I am trying to show that a representation of the symmetric group $S_3$ is irreducible.
I am viewing $S_3$ as the symmetry group of the regular triangle in $\mathbb{C}$ with vertices $\mu_3=\{1,\omega, \omega^2\}$, generated by rotation through $\frac{2\pi}{3}$ and reflection $(x,y)\mapsto (x,-y)$. Then $a$ is the matrix \begin{bmatrix}\cos\frac{2\pi}{3}&-\sin\frac{2\pi}{3}\\\sin\frac{2\pi}{3}&\cos\frac{2\pi}{3}\end{bmatrix} and b is \begin{bmatrix}1&0\\0&-1\end{bmatrix}
Then by this construction, $S_3=\langle a,b \rangle$ is a matrix group in GL$(2,\mathbb{C})$, so it has a given representation on $V=\mathbb{C}^2$.
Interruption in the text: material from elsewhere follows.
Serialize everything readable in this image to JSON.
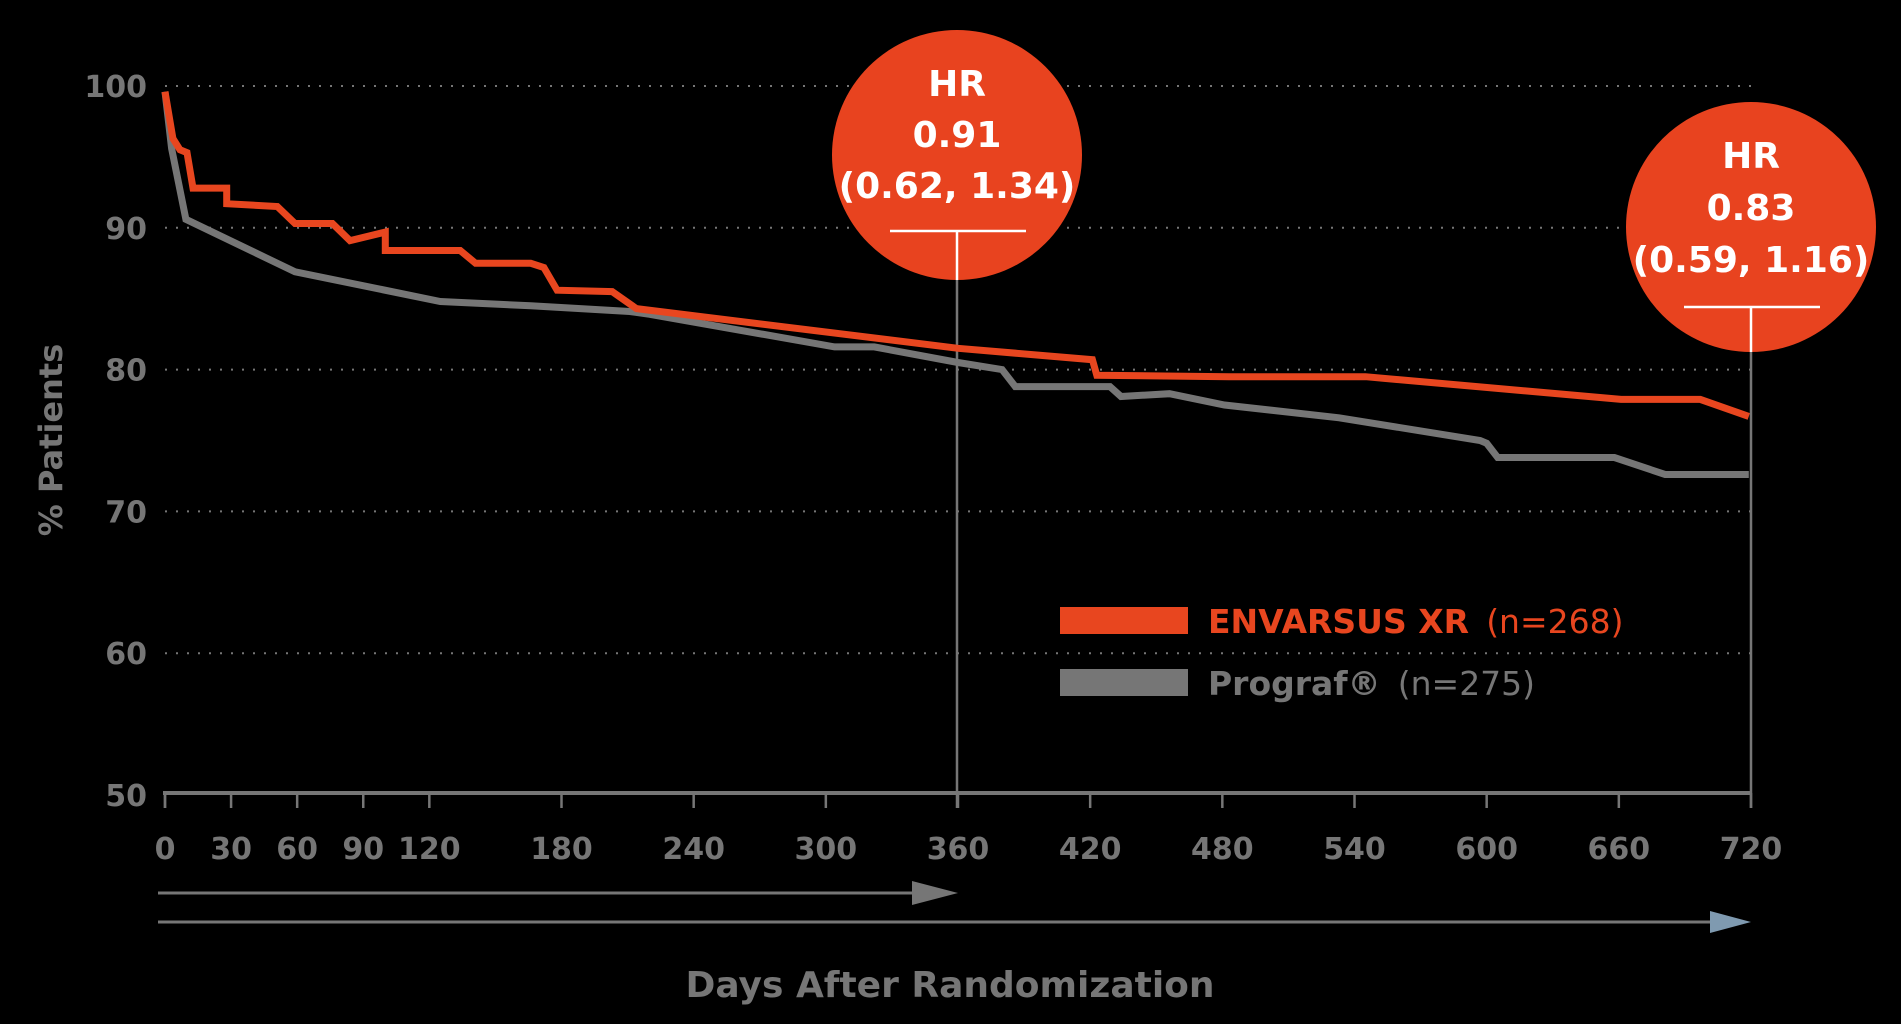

I am reading from lecture notes, and have stumbled onto something that is confusing me. In these, the argument that this representation is irreducible goes like this:
I claim that this representation is irreducible over $\mathbb{C}$. For a non-trivial $\mathbb{C}G$-submodule $U \subset V$ must be 1-dimensional, so a simultaneous eigenspace of $a$ and $b$. But the eigenspaces of $b$ are the $x$ and $y$ axes.
So far this makes sense to me: the eigenvalues of $b$ are $1,-1$, so it follows that the eigenspaces of $b$ are so. The argument continues:
But the eigenspaces of $a$ are $\mathbb{C} \cdot (1,\omega)$ and $\mathbb{C} \cdot (1,\omega^2)$.
I am stuck here. The eigenvalues of $a$ are $\omega$ and $\omega^2$, so the corresponding eigenvectors are $(1,i)$ and $(1,-i)$. Thus, the eigenspaces of $a$ are $\mathbb{C} \cdot (1,i)$ and $\mathbb{C} \cdot (1,-i)$. Have I misunderstood how to calculate eigenspaces (the space of $0$ union with multiples of the eigenvector)? Or is there a mistake in the notes I am reading from?
The argument then finishes nicely:
As these eigenspaces of $a$ and $b$ do not coincide, there cannot be a 1-dimensional representation.
Thus, the given representation is irreducible.
Any insight on my confusion surrounding the issue of eigenspaces would be appreciated!
You are right. It must be a typo.
We have more generally for any multiple of a rotation matrix : $$\begin{pmatrix}a & -b \\ b & a\end{pmatrix} \cdot \begin{pmatrix}1 \\ \pm i\end{pmatrix} = \begin{pmatrix}a\mp bi \\ b\pm ai\end{pmatrix} = (a \mp bi)\begin{pmatrix}1\\ \pm i\end{pmatrix}$$ so the eigenvectors must be $\begin{pmatrix}1\\ \pm i\end{pmatrix}$.
Of course, this doesn't change the rest of the argument, since these eigenvectors are still different than the axes.